PORTLAND, Maine — Maine has approved converting a rail line in Portland into a trail, moving the city one step closer to having a trail that loops around the peninsula.
City officials said the state has agreed to the conversion of the Union Branch Corridor rail line into a multipurpose trail for bikes and pedestrians that would cover a three-quarter mile path. The $1.6 million project is also a part of a larger land deal authorized by the City Council on Monday, the Portland Press Herald reported.
The deal would grant the state agency over the International Marine Terminal on Commercial Street and the Cliff Island ferry landing. In return, the city would receive a 10-acre property and a Park & Ride lot.

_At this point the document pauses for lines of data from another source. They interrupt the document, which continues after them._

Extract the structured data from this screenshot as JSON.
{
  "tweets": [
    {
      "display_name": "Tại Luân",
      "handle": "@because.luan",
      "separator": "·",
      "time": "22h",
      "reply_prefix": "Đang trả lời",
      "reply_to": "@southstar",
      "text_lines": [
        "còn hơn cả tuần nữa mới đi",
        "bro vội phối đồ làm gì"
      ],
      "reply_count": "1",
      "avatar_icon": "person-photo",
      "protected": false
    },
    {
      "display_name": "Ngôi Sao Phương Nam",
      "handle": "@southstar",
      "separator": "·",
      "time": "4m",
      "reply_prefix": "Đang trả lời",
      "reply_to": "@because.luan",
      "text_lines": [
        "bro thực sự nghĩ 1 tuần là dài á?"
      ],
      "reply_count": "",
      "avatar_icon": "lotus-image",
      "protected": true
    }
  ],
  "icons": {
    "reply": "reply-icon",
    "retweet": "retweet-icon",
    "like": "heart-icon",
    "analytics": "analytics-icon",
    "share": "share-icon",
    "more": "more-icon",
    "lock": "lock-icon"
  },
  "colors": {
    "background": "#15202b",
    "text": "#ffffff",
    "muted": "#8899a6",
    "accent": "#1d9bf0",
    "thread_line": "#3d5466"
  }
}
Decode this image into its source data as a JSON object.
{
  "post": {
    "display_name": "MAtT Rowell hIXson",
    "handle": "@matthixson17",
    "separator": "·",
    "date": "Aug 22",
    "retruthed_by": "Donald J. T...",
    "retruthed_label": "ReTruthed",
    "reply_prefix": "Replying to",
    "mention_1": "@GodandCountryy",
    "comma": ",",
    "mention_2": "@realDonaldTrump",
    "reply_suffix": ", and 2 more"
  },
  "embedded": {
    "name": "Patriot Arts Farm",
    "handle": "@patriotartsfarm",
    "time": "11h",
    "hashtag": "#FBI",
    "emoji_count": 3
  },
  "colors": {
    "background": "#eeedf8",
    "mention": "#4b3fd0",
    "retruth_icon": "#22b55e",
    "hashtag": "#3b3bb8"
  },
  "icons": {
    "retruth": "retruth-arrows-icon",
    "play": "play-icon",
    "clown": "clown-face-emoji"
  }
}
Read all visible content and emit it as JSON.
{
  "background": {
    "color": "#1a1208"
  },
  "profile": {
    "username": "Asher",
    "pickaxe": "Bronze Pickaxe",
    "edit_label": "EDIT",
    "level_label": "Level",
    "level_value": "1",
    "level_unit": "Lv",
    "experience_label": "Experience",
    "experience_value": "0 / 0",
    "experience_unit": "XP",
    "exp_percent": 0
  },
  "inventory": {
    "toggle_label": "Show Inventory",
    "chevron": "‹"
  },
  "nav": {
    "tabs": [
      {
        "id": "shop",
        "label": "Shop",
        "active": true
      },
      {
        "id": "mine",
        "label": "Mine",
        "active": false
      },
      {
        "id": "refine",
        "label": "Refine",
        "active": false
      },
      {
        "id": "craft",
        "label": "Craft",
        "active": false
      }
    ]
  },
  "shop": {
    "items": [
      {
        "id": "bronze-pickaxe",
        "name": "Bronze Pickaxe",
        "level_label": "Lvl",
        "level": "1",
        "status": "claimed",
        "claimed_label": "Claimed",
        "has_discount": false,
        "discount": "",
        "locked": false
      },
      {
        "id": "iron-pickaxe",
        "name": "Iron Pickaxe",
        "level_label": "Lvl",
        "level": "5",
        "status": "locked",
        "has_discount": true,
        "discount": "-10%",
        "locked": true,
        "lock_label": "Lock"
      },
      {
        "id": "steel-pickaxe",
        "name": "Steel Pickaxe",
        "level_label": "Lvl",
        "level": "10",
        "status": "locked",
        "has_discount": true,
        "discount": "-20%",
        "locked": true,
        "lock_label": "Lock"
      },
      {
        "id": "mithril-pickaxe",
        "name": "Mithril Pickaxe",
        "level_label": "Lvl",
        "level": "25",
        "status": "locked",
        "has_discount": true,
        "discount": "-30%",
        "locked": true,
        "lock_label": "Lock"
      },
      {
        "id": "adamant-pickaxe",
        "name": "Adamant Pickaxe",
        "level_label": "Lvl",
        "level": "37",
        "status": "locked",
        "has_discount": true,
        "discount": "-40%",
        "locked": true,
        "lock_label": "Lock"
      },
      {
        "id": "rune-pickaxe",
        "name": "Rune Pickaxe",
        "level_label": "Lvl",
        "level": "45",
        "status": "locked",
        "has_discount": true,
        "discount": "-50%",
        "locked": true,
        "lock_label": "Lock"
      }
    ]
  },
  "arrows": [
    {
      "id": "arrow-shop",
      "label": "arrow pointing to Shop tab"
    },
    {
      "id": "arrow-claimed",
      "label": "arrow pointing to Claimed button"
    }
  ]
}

The city has no plans for the property yet but it has six months to back out of the deal if it has environmental concerns, the newspaper said.
“We feel this is a valuable asset the city should acquire to influence the direction of development,” said Greg Mitchell, the city’s former economic development director and current consultant.
Mitchell said that both parties will receive equal value out of the land deal.
The state will build the trail to be a 12-foot-wide asphalt pathway with wiring and light fixtures, he said.
“This exchange will complete an important link in the circum-peninsula loop that has become a major amenity for residents and visitors alike,” Zack Barowitz, chairperson of the Portland Bicycle-Pedestrian Advisory Committee, said in a statement.
A City Hall spokesperson said that Portland is still planning and designing the trail for West Commercial Street. This leg could potentially take five years because it will connect the existing Eastern Promenade and Bayside trails.
City Councilor Tae Chong said he supported the land exchange because “it gives us more opportunities to figure out how we’re going to grow our city.”